PHOENIX — The incoming president of the National Milk Producers Federation recently urged dairy farmers to become more engaged in the organization and the policymaking process.
“We need your financial commitment, yes,” Chief Operating Officer Jim Mulhern told nearly 1,000 attendees at the organization’s annual meeting.
“But even more importantly, we need your time and effort and engagement. The more engagement our members have … the more our organization can achieve for our members. It’s a virtuous circle.”
Leadership change
Mulhern will take over as NMPF president and CEO Jan. 1, when long-time leader Jerry Kozak retires. The organization is the voice of more than 32,000 dairy producers in Washington.

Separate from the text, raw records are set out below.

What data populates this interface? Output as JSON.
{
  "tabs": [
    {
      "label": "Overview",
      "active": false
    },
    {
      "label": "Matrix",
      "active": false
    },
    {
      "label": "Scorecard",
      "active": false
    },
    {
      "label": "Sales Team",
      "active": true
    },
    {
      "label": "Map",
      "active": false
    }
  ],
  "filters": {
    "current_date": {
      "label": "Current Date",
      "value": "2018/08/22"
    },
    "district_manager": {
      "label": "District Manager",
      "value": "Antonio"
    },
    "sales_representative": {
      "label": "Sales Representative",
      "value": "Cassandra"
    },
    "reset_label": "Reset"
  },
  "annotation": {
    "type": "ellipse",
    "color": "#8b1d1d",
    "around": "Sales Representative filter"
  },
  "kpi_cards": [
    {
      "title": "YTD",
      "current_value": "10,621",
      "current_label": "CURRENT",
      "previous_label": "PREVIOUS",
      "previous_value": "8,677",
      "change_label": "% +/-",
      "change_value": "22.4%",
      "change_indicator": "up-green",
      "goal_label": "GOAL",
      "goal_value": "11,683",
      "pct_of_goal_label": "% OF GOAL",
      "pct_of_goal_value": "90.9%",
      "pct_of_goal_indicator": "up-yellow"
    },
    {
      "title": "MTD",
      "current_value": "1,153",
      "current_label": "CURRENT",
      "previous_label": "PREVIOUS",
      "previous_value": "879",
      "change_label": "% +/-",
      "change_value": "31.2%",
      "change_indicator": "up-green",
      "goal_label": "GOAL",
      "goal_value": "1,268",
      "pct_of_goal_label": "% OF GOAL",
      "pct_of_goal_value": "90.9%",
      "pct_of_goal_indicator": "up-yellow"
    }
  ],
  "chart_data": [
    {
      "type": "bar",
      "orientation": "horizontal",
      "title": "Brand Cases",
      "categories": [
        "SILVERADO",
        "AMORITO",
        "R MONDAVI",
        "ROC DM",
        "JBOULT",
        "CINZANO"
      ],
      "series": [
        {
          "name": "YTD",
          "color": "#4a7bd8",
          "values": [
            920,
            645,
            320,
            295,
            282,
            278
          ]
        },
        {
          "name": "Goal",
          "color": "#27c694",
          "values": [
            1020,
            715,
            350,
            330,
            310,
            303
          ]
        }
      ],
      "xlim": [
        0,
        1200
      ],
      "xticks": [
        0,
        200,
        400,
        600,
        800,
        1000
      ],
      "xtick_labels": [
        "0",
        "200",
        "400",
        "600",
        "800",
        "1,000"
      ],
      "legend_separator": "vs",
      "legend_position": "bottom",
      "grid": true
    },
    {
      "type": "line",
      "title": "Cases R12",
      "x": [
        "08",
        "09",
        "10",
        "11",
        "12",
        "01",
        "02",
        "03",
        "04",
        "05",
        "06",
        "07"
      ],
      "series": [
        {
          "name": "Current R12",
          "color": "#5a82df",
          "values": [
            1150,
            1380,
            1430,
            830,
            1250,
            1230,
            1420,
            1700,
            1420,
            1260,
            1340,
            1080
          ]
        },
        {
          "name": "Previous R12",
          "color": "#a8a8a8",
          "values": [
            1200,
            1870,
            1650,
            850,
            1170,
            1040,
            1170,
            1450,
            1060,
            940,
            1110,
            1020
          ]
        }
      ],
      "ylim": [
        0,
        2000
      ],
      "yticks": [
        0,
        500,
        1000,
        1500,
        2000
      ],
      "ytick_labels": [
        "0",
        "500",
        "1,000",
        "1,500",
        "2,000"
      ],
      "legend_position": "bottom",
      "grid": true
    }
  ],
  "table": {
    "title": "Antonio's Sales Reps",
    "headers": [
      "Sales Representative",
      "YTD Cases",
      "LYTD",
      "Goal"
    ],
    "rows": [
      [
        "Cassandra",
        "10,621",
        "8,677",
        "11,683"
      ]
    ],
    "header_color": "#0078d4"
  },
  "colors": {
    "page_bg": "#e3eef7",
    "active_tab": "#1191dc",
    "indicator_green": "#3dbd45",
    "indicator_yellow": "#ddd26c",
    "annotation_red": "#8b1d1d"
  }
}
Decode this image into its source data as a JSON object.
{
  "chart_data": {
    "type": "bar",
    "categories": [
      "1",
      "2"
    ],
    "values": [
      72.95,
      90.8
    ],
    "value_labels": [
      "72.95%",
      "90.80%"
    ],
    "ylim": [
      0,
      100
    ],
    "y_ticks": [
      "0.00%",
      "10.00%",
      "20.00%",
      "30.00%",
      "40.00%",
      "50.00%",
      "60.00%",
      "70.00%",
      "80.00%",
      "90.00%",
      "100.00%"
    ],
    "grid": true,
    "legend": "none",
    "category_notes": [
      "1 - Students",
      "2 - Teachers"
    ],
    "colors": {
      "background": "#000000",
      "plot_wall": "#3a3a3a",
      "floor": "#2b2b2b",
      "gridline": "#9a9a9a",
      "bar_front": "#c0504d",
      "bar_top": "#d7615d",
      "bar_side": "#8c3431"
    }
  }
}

“Thirty years ago,” Mulhern said, “NMPF, like many organizations, could be a neatly defined hierarchy, and be successful … but not anymore.”
Today, he said, both NMPF and the entire dairy industry must be more engaged in the free and rapid flow of information.
“If there’s a message I can leave with you today, it’s that the future of NMPF is not a function of what I want … or any one leader,” he said. “Rather, the successful future of NMPF will be a function of the active engagement that our board, our delegates and, yes, our grassroots members, have in the organization and the industry.”
Mulhern also stressed the need for increased transparency in the dairy industry.
“Look at how food marketers have increased the flow of information about their products,” he said.
“Twenty years ago, it was calorie and nutrition information on the back panel. Ten years ago, it was absence claims about artificial sweeteners and growth hormones. And now, it’s whether a product is locally and sustainably produced. Whether it can be traced back from the store to a field or barn.”
Mulhern called that “transparency in action,” but he added it can also be misused.
“The strategy of some food companies is to try to increase sales by scaring consumers into paying more for their particular product because of how it was produced,” he said.
Tell your story
“That’s not transparency. It’s fear-based marketing … left unchecked, it not only affects the marketplace; it also affects the policy environment. We must tell our story because if we don’t, others — who don’t have our interest at heart — are telling a very different, and harmful, story.”
Mulhern said transparency requires telling stories about brands and product categories and entire industries.
“The clean lines that used to exist between farmer and processor and distributor and retailer have blurred.” He said. “Transparency has created a value chain where everyone is accountable for what they do, and why they do it.”
Milk reform
On other subjects, Mulhern said once the 2013 farm bill is enacted NMPF should tackle reform of the federal milk marketing order system and consider addressing some changes to federal identity standards for dairy foods — but only if they benefit farmers.
Milk marketing orders set minimum prices for different categories of milk in regions across the country.
For example, processors are required to pay a higher price for milk destined for fluid use compared with milk used to make yogurt, ice cream and cheese.
Mulhern said NMPF considered asking Congress to address marketing order reform as part of the 2013 farm bill, but decided against that step.
“But reforms delayed cannot be reforms denied,” he said. “It won’t be easy, but it will be a priority going forward.”
At the same time, Mulhern said any changes to the federal order system must benefit farmers.
“Some of the dairy processors talk about reforming federal milk orders when what they really seem to mean is increasing their control of the market and their share of the dairy dollar,” he said.
“That’s a non-starter for us. Our focus will be on reforms needed to ensure the orderly marketing of milk and to protect the financial interests of the nation’s dairy farmers.”
Changes
Mulhern noted that some in the processing community are also calling for changes to the federal standards that protect the content and quality of dairy foods.
But, he said, “sometimes this talk is being delivered by those who either don’t fully understand the concept of standards of identity. Other times it’s from those who actually do understand, but are looking for a way to benefit financially through deviations marketed as ‘innovations.'”
“Are there some provisions of standards that could be improved? Absolutely, especially if they relate to improvements and efficiencies in plant-level processing technologies,” Mulhern said.
“However, NMPF will not agree to revisions to standards designed to ‘water down’ their quality or deceive consumers, and we will continue to work diligently to preserve all aspects of standards that preserve the integrity of traditional dairy products, their names and their composition.”